In fact, the maniacal fluctuations in the equity markets indicate this mental gap. As I'm writing this piece, the Indian markets have had a downward circuit breaker early morning and are now up more than 5,000 points from that. Maybe an upper circuit is on the menu before the day ends, which will be a tale to tell to future generations. Why is this happening? My guess is that the problem is a psychological one. The punters want to come to a decision on how bad this is going to be RIGHT NOW because they live in the world of RIGHT NOW.
Except that this story has barely begun. As the famous quote goes, this is just the end of the beginning. Let alone the eventual economic impact, even the direct medical impact is not yet known. So the equity markets, manic-depressive even at the best of times, have gone completely bananas. Stock prices are often said to encapsulate a prediction of the future that is derived from the actual actions of a large group of people who have skin in the game. As such, they are generally more trustable than mere words of experts because in spouting words, there is no cost to being wrong.
So what are the markets telling us at this point? They're saying that nothing can be said, which is fine by me. The correct conclusion to draw at this point is that no conclusion can be drawn. So as investors and savers, where does that leave us? The answer, as it always does, depends more on your own current financial situation than on what's happening externally. If you are heavily and aggressively invested mostly in equity-backed investments at this point, then... then I have nothing to say to you because you either know what you are doing, or you are not going to listen to anyone so let's just move on. If you are at the other extreme, in that you have almost all fixed income investments, then you're out of it too.
Most Indians are in the second category but that's for the general public. I expect most of those who are actually reading this page are somewhere between the two extremes. You have a variety of investments and some proportion of that is in equities. Over the last few days, the value of your investments has taken a nosedive. Now, faced with this kind of a destruction of value, you don't know what to do. Should you cut your losses and run? There's obviously no precise answer. However, there are a few general principles that should be paid attention to.

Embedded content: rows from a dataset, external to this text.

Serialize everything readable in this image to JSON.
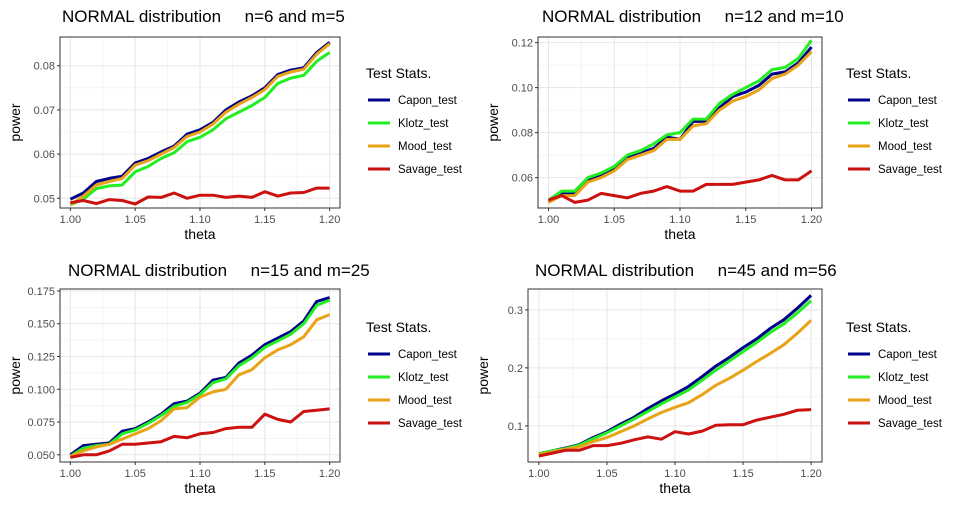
{
  "chart_data": [
    {
      "type": "line",
      "title": "NORMAL distribution     n=6 and m=5",
      "xlabel": "theta",
      "ylabel": "power",
      "xlim": [
        0.992,
        1.208
      ],
      "ylim": [
        0.0478,
        0.0865
      ],
      "x_ticks": [
        "1.00",
        "1.05",
        "1.10",
        "1.15",
        "1.20"
      ],
      "y_ticks": [
        "0.05",
        "0.06",
        "0.07",
        "0.08"
      ],
      "y_tick_values": [
        0.05,
        0.06,
        0.07,
        0.08
      ],
      "grid": true,
      "legend_title": "Test Stats.",
      "legend_position": "right",
      "x": [
        1.0,
        1.01,
        1.02,
        1.03,
        1.04,
        1.05,
        1.06,
        1.07,
        1.08,
        1.09,
        1.1,
        1.11,
        1.12,
        1.13,
        1.14,
        1.15,
        1.16,
        1.17,
        1.18,
        1.19,
        1.2
      ],
      "series": [
        {
          "name": "Capon_test",
          "color": "#00008B",
          "values": [
            0.0498,
            0.0512,
            0.0538,
            0.0545,
            0.055,
            0.058,
            0.059,
            0.0605,
            0.0618,
            0.0645,
            0.0655,
            0.0672,
            0.07,
            0.0718,
            0.0732,
            0.075,
            0.078,
            0.079,
            0.0795,
            0.083,
            0.0853
          ]
        },
        {
          "name": "Klotz_test",
          "color": "#22EE22",
          "values": [
            0.0485,
            0.0498,
            0.0522,
            0.0528,
            0.053,
            0.056,
            0.0572,
            0.059,
            0.0603,
            0.0628,
            0.0638,
            0.0655,
            0.068,
            0.0695,
            0.071,
            0.0728,
            0.076,
            0.0772,
            0.0778,
            0.081,
            0.083
          ]
        },
        {
          "name": "Mood_test",
          "color": "#E8A317",
          "values": [
            0.0485,
            0.0505,
            0.053,
            0.0538,
            0.0545,
            0.0575,
            0.0585,
            0.06,
            0.0615,
            0.064,
            0.065,
            0.0668,
            0.0695,
            0.0713,
            0.0728,
            0.0746,
            0.0776,
            0.0786,
            0.0792,
            0.0826,
            0.085
          ]
        },
        {
          "name": "Savage_test",
          "color": "#CC1111",
          "values": [
            0.049,
            0.0495,
            0.0488,
            0.0497,
            0.0495,
            0.0487,
            0.0503,
            0.0502,
            0.0512,
            0.05,
            0.0507,
            0.0507,
            0.0502,
            0.0505,
            0.0502,
            0.0515,
            0.0505,
            0.0512,
            0.0513,
            0.0523,
            0.0523
          ]
        }
      ]
    },
    {
      "type": "line",
      "title": "NORMAL distribution     n=12 and m=10",
      "xlabel": "theta",
      "ylabel": "power",
      "xlim": [
        0.992,
        1.208
      ],
      "ylim": [
        0.0465,
        0.1225
      ],
      "x_ticks": [
        "1.00",
        "1.05",
        "1.10",
        "1.15",
        "1.20"
      ],
      "y_ticks": [
        "0.06",
        "0.08",
        "0.10",
        "0.12"
      ],
      "y_tick_values": [
        0.06,
        0.08,
        0.1,
        0.12
      ],
      "grid": true,
      "legend_title": "Test Stats.",
      "legend_position": "right",
      "x": [
        1.0,
        1.01,
        1.02,
        1.03,
        1.04,
        1.05,
        1.06,
        1.07,
        1.08,
        1.09,
        1.1,
        1.11,
        1.12,
        1.13,
        1.14,
        1.15,
        1.16,
        1.17,
        1.18,
        1.19,
        1.2
      ],
      "series": [
        {
          "name": "Capon_test",
          "color": "#00008B",
          "values": [
            0.049,
            0.053,
            0.053,
            0.059,
            0.061,
            0.064,
            0.069,
            0.071,
            0.073,
            0.078,
            0.077,
            0.085,
            0.085,
            0.091,
            0.096,
            0.098,
            0.101,
            0.106,
            0.107,
            0.111,
            0.118
          ]
        },
        {
          "name": "Klotz_test",
          "color": "#22EE22",
          "values": [
            0.05,
            0.054,
            0.054,
            0.06,
            0.062,
            0.065,
            0.07,
            0.072,
            0.075,
            0.079,
            0.08,
            0.086,
            0.086,
            0.093,
            0.097,
            0.1,
            0.103,
            0.108,
            0.109,
            0.113,
            0.121
          ]
        },
        {
          "name": "Mood_test",
          "color": "#E8A317",
          "values": [
            0.049,
            0.052,
            0.052,
            0.058,
            0.06,
            0.063,
            0.068,
            0.07,
            0.072,
            0.077,
            0.077,
            0.083,
            0.084,
            0.09,
            0.094,
            0.096,
            0.099,
            0.104,
            0.106,
            0.11,
            0.116
          ]
        },
        {
          "name": "Savage_test",
          "color": "#CC1111",
          "values": [
            0.05,
            0.052,
            0.049,
            0.05,
            0.053,
            0.052,
            0.051,
            0.053,
            0.054,
            0.056,
            0.054,
            0.054,
            0.057,
            0.057,
            0.057,
            0.058,
            0.059,
            0.061,
            0.059,
            0.059,
            0.063
          ]
        }
      ]
    },
    {
      "type": "line",
      "title": "NORMAL distribution     n=15 and m=25",
      "xlabel": "theta",
      "ylabel": "power",
      "xlim": [
        0.992,
        1.208
      ],
      "ylim": [
        0.0445,
        0.1765
      ],
      "x_ticks": [
        "1.00",
        "1.05",
        "1.10",
        "1.15",
        "1.20"
      ],
      "y_ticks": [
        "0.050",
        "0.075",
        "0.100",
        "0.125",
        "0.150",
        "0.175"
      ],
      "y_tick_values": [
        0.05,
        0.075,
        0.1,
        0.125,
        0.15,
        0.175
      ],
      "grid": true,
      "legend_title": "Test Stats.",
      "legend_position": "right",
      "x": [
        1.0,
        1.01,
        1.02,
        1.03,
        1.04,
        1.05,
        1.06,
        1.07,
        1.08,
        1.09,
        1.1,
        1.11,
        1.12,
        1.13,
        1.14,
        1.15,
        1.16,
        1.17,
        1.18,
        1.19,
        1.2
      ],
      "series": [
        {
          "name": "Capon_test",
          "color": "#00008B",
          "values": [
            0.05,
            0.057,
            0.058,
            0.059,
            0.068,
            0.07,
            0.075,
            0.081,
            0.089,
            0.091,
            0.097,
            0.107,
            0.109,
            0.12,
            0.126,
            0.134,
            0.139,
            0.144,
            0.152,
            0.167,
            0.17
          ]
        },
        {
          "name": "Klotz_test",
          "color": "#22EE22",
          "values": [
            0.049,
            0.055,
            0.057,
            0.058,
            0.066,
            0.069,
            0.074,
            0.08,
            0.087,
            0.09,
            0.096,
            0.105,
            0.108,
            0.118,
            0.124,
            0.132,
            0.137,
            0.142,
            0.15,
            0.164,
            0.168
          ]
        },
        {
          "name": "Mood_test",
          "color": "#E8A317",
          "values": [
            0.049,
            0.053,
            0.056,
            0.058,
            0.062,
            0.066,
            0.07,
            0.076,
            0.085,
            0.086,
            0.094,
            0.098,
            0.1,
            0.111,
            0.115,
            0.124,
            0.13,
            0.134,
            0.14,
            0.153,
            0.157
          ]
        },
        {
          "name": "Savage_test",
          "color": "#CC1111",
          "values": [
            0.048,
            0.05,
            0.05,
            0.053,
            0.058,
            0.058,
            0.059,
            0.06,
            0.064,
            0.063,
            0.066,
            0.067,
            0.07,
            0.071,
            0.071,
            0.081,
            0.077,
            0.075,
            0.083,
            0.084,
            0.085
          ]
        }
      ]
    },
    {
      "type": "line",
      "title": "NORMAL distribution     n=45 and m=56",
      "xlabel": "theta",
      "ylabel": "power",
      "xlim": [
        0.992,
        1.208
      ],
      "ylim": [
        0.0377,
        0.336
      ],
      "x_ticks": [
        "1.00",
        "1.05",
        "1.10",
        "1.15",
        "1.20"
      ],
      "y_ticks": [
        "0.1",
        "0.2",
        "0.3"
      ],
      "y_tick_values": [
        0.1,
        0.2,
        0.3
      ],
      "grid": true,
      "legend_title": "Test Stats.",
      "legend_position": "right",
      "x": [
        1.0,
        1.01,
        1.02,
        1.03,
        1.04,
        1.05,
        1.06,
        1.07,
        1.08,
        1.09,
        1.1,
        1.11,
        1.12,
        1.13,
        1.14,
        1.15,
        1.16,
        1.17,
        1.18,
        1.19,
        1.2
      ],
      "series": [
        {
          "name": "Capon_test",
          "color": "#00008B",
          "values": [
            0.052,
            0.057,
            0.062,
            0.068,
            0.08,
            0.09,
            0.103,
            0.115,
            0.13,
            0.143,
            0.155,
            0.168,
            0.185,
            0.203,
            0.218,
            0.235,
            0.25,
            0.268,
            0.283,
            0.303,
            0.325
          ]
        },
        {
          "name": "Klotz_test",
          "color": "#22EE22",
          "values": [
            0.052,
            0.057,
            0.061,
            0.067,
            0.078,
            0.088,
            0.1,
            0.112,
            0.125,
            0.138,
            0.15,
            0.162,
            0.179,
            0.196,
            0.212,
            0.228,
            0.244,
            0.261,
            0.276,
            0.295,
            0.316
          ]
        },
        {
          "name": "Mood_test",
          "color": "#E8A317",
          "values": [
            0.051,
            0.055,
            0.06,
            0.064,
            0.073,
            0.08,
            0.09,
            0.1,
            0.112,
            0.123,
            0.132,
            0.14,
            0.154,
            0.17,
            0.182,
            0.196,
            0.211,
            0.225,
            0.24,
            0.26,
            0.282
          ]
        },
        {
          "name": "Savage_test",
          "color": "#CC1111",
          "values": [
            0.048,
            0.053,
            0.058,
            0.058,
            0.066,
            0.066,
            0.07,
            0.076,
            0.081,
            0.077,
            0.09,
            0.086,
            0.091,
            0.101,
            0.102,
            0.102,
            0.11,
            0.115,
            0.12,
            0.127,
            0.128
          ]
        }
      ]
    }
  ]
}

The most basic is that despite the upheaval that has started, the underlying drivers of economic and business activity are not going away permanently. There will be huge changes and uncertainties, but there have been many such phases over the last few decades.
The contours of the upheaval will be different - mostly because the roots of this crisis are not economic. However, a lot else will eventually resemble earlier crises. For example, we have always seen that in bad times, the fundamental qualities and strengths of businesses shine through. The result is that although every company does badly, the good ones do less badly and recover better while many of their competitors just die out. This means that eventually, the crises turns out to be good for companies that are much better run than their competitors. To give an example that may seem foolhardy today, I fully expect this to play out amongst airlines in India.
Things appear to be particularly uncertain compared to other crises that savers have faced, but it's better to focus on what won't change than what is unknown.